Apparent oil demand in September was 42.34 million metric tons (mt), or an average 10.35 million barrels per day (b/d) – up 7.4% from the same month a year ago.

Analysts said previous stimulus measures by the local government buoyed domestic oil demand.

On a month-over-month basis, China’s apparent oil demand in September rose 6.2% from August. During the first nine months of the year, total apparent oil demand was 9.95 million b/d, an increase of 1.8% from the same period last year.

Crude throughput by refineries in September jumped 9.1% year-over-year to 42.02 million mt, or an average 10.27 million b/d, according to the latest data released by the National Bureau of Statistics (NBS). This was also the second-highest level on record and marks the third time this year that China’s refinery throughput exceeded 10 million b/d.

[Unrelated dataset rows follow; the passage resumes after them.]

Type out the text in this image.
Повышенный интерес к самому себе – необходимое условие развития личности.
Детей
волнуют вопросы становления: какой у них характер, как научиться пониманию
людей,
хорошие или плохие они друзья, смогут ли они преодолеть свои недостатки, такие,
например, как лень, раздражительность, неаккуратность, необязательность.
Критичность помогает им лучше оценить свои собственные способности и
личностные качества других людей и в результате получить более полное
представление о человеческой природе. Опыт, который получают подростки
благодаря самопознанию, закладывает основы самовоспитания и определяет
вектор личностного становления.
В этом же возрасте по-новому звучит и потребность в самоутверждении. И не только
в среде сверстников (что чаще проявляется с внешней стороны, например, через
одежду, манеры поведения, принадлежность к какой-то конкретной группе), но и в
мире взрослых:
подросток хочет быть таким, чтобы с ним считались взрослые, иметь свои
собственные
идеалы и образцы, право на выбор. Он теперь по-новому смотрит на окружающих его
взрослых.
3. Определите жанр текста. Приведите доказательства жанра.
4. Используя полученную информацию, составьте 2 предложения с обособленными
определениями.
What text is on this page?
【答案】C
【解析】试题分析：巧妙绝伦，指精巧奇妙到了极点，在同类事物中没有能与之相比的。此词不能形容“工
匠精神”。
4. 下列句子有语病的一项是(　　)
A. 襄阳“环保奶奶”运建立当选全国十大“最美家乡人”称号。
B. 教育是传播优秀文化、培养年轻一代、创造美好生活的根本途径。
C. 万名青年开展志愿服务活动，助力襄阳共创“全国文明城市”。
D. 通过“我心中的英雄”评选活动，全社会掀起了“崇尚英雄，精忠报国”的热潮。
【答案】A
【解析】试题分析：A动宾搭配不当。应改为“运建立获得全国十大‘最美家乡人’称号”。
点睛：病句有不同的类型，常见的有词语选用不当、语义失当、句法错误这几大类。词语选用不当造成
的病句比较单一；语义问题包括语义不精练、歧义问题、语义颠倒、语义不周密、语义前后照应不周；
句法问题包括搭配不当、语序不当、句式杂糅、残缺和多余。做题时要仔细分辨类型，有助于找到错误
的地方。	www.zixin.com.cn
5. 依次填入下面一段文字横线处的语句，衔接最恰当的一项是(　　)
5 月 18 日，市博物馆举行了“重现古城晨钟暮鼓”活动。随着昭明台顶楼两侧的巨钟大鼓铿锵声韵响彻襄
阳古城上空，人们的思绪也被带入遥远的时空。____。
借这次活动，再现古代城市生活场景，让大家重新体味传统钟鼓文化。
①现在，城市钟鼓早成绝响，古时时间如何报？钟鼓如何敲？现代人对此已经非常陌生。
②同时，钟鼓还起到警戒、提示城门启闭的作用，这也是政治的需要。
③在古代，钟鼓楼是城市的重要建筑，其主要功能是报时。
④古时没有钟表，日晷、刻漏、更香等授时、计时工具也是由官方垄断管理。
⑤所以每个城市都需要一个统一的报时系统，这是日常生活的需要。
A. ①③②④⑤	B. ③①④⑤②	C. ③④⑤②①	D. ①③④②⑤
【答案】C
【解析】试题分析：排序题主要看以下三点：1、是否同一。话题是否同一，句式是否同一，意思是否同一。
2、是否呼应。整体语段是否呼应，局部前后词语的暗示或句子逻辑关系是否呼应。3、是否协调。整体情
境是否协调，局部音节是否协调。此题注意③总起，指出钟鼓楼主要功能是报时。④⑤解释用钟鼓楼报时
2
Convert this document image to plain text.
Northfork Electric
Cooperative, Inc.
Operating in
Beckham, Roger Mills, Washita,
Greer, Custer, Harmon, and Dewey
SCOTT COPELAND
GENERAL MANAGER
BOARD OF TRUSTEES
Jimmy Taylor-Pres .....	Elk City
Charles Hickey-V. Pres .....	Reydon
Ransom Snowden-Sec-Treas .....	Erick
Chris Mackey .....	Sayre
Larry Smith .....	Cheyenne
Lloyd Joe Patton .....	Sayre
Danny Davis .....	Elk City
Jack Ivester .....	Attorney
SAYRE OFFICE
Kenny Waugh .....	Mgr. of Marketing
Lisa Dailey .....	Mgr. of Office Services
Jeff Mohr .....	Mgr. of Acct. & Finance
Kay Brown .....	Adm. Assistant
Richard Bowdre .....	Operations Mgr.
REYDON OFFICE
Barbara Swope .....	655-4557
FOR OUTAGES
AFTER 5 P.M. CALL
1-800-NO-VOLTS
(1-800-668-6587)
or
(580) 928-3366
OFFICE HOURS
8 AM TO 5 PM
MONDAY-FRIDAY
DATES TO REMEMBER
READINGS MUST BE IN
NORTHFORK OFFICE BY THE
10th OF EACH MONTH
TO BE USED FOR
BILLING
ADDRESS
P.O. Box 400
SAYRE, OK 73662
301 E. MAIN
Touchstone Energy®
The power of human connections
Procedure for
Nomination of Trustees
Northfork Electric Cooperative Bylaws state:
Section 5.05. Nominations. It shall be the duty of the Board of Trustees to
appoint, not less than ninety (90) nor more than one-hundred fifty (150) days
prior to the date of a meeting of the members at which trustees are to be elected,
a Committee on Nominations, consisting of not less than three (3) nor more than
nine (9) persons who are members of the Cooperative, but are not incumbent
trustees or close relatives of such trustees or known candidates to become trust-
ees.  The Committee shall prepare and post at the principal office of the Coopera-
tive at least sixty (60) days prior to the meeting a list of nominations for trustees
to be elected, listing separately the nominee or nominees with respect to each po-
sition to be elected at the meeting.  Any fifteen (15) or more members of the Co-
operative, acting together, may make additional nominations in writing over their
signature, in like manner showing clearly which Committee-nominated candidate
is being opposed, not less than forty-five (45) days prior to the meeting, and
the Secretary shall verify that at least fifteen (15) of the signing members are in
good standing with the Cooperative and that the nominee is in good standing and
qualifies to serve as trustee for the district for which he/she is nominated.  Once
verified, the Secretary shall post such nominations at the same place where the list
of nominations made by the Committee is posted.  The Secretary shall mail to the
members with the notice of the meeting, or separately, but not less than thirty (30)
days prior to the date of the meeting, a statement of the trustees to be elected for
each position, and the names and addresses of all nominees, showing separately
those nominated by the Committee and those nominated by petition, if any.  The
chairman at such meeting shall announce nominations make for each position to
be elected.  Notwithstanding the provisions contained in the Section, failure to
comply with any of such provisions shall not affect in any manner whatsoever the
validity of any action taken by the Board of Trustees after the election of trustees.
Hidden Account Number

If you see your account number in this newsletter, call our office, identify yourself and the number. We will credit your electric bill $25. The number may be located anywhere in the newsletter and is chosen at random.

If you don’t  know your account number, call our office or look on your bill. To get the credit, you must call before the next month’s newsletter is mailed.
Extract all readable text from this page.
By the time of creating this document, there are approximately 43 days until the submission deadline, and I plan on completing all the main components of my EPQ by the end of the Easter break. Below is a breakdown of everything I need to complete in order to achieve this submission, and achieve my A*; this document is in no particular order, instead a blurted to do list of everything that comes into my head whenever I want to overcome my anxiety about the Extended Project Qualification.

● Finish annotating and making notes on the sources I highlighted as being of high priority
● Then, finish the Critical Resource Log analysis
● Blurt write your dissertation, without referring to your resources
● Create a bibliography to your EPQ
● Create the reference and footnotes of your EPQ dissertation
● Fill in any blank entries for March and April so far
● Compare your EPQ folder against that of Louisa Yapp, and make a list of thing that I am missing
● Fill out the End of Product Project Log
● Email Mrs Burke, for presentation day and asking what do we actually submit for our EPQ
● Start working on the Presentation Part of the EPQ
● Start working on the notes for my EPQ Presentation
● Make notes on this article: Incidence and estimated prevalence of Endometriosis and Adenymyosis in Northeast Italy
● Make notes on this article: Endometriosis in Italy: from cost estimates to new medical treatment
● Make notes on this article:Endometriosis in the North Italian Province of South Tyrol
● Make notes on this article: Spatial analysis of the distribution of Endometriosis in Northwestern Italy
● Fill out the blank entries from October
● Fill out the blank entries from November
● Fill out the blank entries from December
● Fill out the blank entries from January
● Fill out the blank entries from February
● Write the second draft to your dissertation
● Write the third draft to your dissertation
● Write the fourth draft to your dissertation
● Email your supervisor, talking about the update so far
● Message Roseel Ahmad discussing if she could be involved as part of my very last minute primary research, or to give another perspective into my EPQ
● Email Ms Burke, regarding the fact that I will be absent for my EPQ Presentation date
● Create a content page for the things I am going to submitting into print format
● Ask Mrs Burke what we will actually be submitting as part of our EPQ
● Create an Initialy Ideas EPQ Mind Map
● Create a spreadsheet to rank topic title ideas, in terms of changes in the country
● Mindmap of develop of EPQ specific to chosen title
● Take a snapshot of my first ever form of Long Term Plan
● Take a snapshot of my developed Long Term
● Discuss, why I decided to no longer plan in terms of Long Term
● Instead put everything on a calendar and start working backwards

“The higher refinery run rates in September followed the end of a heavy schedule of refinery maintenance in summer,” said Song Yen Ling, Platts senior writer for China. “Major refineries, including PetroChina’s Lanzhou refinery and Sinopec’s Shijiazhuang refinery, returned to full operations after being closed in part or full for maintenance or upgrades.”

Platts began tracking apparent oil demand in 2005.